A guerra entre a Rússia e a Ucrânia impulsionou a adoção global de drones criminosos, segundo especialistas, proporcionando mais transferência de conhecimento.

"Desde o início da guerra entre a Rússia e a Ucrânia, os cartéis mexicanos têm adotado cada vez mais o uso de FPVs, uma vez que os custos unitários caíram significativamente e o conhecimento técnico se tornou acessível, permitindo maior manobrabilidade e precisão", diz Fattahi.

A rápida adoção tem a ver com a facilidade com que esses equipamentos podem ser adaptados: os populares modelos DJI, um dos que mais aparecem nas apreensões da Polícia Federal, podem transportar cargas equivalentes a granadas.

Por outro lado, controlar esses ataques pode custar muito mais caro.

"Interceptar um drone de US$ 20.000 (R$ 107 mil) pode exigir um míssil Patriot de US$ 2 milhões (R$ 10,7 milhões); da mesma forma, os sistemas de combate a drones das forças policiais custam milhares de dólares para se defender contra drones FPV de US$ 200 a US$ 500 (R$ 1 mil a R$ 2,6 mil).

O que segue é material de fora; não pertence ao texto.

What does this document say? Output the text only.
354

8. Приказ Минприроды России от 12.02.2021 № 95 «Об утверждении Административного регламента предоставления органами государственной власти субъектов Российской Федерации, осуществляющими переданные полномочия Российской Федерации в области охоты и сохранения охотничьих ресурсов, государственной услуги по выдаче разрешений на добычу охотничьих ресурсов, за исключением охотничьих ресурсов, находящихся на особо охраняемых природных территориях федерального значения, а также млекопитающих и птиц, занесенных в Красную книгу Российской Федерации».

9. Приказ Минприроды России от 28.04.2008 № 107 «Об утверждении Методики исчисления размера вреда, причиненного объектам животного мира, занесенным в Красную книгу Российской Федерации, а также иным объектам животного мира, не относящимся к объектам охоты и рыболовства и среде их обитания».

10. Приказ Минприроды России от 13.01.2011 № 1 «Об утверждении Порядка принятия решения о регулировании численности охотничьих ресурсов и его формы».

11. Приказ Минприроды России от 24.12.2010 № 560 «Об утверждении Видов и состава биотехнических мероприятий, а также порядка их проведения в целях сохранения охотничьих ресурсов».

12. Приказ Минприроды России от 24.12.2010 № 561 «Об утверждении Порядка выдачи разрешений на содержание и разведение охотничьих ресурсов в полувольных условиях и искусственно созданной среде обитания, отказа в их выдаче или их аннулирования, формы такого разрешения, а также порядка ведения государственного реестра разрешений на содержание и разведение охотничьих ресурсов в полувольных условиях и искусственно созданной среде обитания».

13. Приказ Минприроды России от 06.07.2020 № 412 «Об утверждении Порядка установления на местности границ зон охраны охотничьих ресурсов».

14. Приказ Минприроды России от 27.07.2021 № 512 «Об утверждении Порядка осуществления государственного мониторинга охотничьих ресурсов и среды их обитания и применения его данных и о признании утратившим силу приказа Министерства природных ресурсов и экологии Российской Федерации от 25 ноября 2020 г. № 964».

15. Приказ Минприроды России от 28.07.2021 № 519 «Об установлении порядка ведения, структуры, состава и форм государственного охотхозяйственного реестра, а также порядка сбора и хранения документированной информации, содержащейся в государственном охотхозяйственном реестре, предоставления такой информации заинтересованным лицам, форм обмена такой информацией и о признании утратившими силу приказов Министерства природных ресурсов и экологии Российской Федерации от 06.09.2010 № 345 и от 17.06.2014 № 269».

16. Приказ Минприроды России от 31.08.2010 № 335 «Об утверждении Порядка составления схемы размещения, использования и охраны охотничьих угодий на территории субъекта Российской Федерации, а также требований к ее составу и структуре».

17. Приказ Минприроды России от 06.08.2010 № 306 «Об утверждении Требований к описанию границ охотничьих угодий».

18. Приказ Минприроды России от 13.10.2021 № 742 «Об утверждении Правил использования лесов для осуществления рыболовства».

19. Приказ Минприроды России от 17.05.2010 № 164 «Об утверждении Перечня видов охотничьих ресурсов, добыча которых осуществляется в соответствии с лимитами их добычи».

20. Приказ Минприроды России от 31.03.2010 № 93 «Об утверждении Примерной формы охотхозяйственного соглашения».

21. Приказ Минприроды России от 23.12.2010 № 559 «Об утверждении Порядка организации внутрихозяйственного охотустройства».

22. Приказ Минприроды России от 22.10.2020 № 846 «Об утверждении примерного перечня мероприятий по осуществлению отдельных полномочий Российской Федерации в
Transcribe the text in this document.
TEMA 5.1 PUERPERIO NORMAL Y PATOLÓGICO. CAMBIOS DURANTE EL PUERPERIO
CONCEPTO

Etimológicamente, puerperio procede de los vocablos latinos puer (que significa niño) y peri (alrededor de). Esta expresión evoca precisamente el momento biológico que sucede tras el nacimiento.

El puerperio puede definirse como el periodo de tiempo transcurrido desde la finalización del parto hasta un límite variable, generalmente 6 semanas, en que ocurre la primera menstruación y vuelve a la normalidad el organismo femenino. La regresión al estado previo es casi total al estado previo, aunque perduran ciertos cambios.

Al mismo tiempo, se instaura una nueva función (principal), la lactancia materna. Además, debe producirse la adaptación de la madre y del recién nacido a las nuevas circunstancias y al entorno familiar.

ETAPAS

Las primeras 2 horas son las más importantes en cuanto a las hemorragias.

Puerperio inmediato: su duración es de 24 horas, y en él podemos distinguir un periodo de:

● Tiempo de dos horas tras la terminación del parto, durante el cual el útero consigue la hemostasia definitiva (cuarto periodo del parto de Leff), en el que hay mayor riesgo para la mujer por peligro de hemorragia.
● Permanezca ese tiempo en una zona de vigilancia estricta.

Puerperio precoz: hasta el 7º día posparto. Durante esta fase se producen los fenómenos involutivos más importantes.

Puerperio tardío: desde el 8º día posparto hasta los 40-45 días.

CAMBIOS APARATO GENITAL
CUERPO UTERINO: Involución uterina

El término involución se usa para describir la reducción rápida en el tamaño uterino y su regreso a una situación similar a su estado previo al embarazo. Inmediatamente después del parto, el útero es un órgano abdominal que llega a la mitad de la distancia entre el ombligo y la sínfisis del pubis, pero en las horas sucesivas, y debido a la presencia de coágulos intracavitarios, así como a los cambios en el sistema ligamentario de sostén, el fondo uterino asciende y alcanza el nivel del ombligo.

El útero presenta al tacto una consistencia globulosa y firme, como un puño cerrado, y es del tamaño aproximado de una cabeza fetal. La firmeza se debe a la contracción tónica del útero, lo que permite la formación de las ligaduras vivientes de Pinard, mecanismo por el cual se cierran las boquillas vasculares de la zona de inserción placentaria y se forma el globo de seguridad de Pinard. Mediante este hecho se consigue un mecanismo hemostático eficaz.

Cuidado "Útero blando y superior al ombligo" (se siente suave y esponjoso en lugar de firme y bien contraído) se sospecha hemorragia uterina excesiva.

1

Essa lógica econômica, comprovada no campo de batalha, torna a guerra com drones atraente para empresas criminosas bem financiadas que buscam vantagem tática contra as forças de segurança", diz a pesquisadora.

Um carro queimado está tombado em um conjunto habitacional danificado por um ataque com mísseis e drones russos na vila de Sofiivska Borshchahivka, distrito de Bucha, região de Kiev, Ucrânia, em 29 de novembro de 2025

Crédito,Getty Images

Legenda da foto,Conflito na Ucrânia com uso de drones acelerou uso da tecnologia em outros países, dizem especialistas

'Há uma lacuna entre avanço tecnológico das facções e resposta das autoridades'

Bruno Langeani, consultor sênior do do Instituto Sou da Paz, diz que há uma lacuna "preocupante" entre o avanço tecnológico dos grupos ilícitos e a capacidade de resposta das autoridades públicas.

Com os drones, lembra Langeani, as facções tiram o fator surpresa das autoridades policiais e podem reduzir a eficácia de suas operações. Outro risco é a preparação de emboscadas.

"Drones têm sido empregados para mapear deslocamentos de autoridades ou alvos rivais. Foi o caso, por exemplo, do ataque ao Dr. Ruy Fontes (ex-delegado-geral do Estado, Ruy Ferraz Fontes, assassinado em setembro) e de outros episódios em que agentes do Estado foram identificados e perseguidos", diz.

Ele destaca também o transporte de produtos ilícitos. "A evolução tecnológica tem ampliado a autonomia de voo e a capacidade de carga dos drones. Com isso, eles são usados para cruzar fronteiras com drogas, armas e contrabando; e também para introduzir objetos proibidos em presídios — como celulares, entorpecentes e, em alguns casos, armas de fogo."

Langeani afirma que, embora menos frequente, os ataques feitos diretamente com os drones tendem a crescer.

"Enquanto isso, as instituições de segurança e defesa seguem sem treinamento para lidar com o fenômeno. São raros os mapeamentos sistemáticos sobre o uso criminoso de drones e ainda faltam profissionais capacitados para extrair dados dos equipamentos e realizar perícias adequadas — essenciais para identificar modelos, fabricantes e modificações ilegais."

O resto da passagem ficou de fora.